A null pointer doesn't point at anything valid, so dereferencing a null pointer leads to undefined behaviour, and very often that undefined behaviour is a crash. (Classically, on DEC VAX machines, you got a zero byte at address zero instead of a crash. That led (in part) to one of Henry Spencer's Ten Commandments "All the world is not a VAX" — and also "Thou shalt not follow the NULL pointer, for chaos and madness await thee at its end.")

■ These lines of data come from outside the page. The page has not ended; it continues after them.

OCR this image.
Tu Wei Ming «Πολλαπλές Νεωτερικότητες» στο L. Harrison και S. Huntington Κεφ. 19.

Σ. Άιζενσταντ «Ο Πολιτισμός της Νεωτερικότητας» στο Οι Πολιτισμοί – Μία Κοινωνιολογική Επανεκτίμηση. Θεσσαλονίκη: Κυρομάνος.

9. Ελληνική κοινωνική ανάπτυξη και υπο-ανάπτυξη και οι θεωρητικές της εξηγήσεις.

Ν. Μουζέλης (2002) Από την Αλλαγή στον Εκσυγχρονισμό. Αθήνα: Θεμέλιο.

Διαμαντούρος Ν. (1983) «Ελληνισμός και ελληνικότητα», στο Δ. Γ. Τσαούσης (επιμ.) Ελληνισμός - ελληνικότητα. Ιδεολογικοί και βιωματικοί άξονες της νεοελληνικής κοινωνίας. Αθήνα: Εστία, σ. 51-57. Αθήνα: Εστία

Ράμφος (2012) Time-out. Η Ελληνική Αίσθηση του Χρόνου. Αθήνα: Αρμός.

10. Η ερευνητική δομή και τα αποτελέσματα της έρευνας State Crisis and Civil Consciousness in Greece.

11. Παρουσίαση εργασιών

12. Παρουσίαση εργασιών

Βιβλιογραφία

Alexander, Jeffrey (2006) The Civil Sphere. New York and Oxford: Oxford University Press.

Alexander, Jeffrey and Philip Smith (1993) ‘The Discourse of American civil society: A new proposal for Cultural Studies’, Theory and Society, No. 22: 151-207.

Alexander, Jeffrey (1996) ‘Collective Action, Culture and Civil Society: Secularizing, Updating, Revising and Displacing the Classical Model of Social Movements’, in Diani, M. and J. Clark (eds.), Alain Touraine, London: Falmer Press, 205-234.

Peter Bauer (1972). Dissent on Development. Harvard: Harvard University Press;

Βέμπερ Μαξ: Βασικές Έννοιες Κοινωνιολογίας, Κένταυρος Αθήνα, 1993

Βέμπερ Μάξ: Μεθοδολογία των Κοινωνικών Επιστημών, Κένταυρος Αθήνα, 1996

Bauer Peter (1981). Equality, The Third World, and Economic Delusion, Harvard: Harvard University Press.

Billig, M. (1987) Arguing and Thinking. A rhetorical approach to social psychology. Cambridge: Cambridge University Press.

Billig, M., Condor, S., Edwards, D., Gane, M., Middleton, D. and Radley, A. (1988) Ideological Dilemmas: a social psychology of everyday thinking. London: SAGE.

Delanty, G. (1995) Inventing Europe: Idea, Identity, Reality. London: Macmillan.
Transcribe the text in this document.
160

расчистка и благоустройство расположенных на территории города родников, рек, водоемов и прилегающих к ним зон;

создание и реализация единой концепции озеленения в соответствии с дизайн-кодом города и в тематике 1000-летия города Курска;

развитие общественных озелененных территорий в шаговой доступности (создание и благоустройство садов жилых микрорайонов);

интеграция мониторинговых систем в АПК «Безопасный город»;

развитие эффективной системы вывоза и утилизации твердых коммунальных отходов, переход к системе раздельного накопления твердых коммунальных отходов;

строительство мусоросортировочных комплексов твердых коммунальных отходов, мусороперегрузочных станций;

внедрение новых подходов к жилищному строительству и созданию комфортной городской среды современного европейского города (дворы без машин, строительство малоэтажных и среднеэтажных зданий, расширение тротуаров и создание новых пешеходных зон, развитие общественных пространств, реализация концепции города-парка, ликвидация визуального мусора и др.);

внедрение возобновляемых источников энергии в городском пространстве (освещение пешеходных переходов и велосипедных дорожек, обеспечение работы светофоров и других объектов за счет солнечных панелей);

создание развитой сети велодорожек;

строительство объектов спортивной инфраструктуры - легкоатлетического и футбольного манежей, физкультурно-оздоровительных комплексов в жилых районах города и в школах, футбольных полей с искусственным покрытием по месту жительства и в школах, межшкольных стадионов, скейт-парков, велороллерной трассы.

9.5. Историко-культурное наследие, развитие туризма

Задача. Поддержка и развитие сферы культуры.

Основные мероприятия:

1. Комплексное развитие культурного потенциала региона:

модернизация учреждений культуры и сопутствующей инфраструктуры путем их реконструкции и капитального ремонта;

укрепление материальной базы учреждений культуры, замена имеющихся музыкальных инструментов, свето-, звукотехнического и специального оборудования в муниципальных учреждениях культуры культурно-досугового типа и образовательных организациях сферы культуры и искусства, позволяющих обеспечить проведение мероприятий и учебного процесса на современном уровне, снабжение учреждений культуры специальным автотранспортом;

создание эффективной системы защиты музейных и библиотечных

So, in your program, memory is allocated for t and t is initialized and assigned to point to (read-only) string constants, so there is no excuse for the program to crash.
t is here a pointer to the first character of an anonymous string, which can be in read-only memory. A good idea is to declare the pointer as pointer to const char :
const char *t = "hello world";
See also here.
All the memory the compiler needs to allocate for t is 4 bytes on a 32-bit system. Remember that it's just a pointer. In the first couple of lines it's pointing to "hello world", but after that you change it so it points to "goodbye world". C will have allocated enough memory for the strings you have defined and passes you the pointer so you can point to them. You don't need to worry about that. Also remember that these string are static and read-only, which means you can't safely say t[4] = 'b';.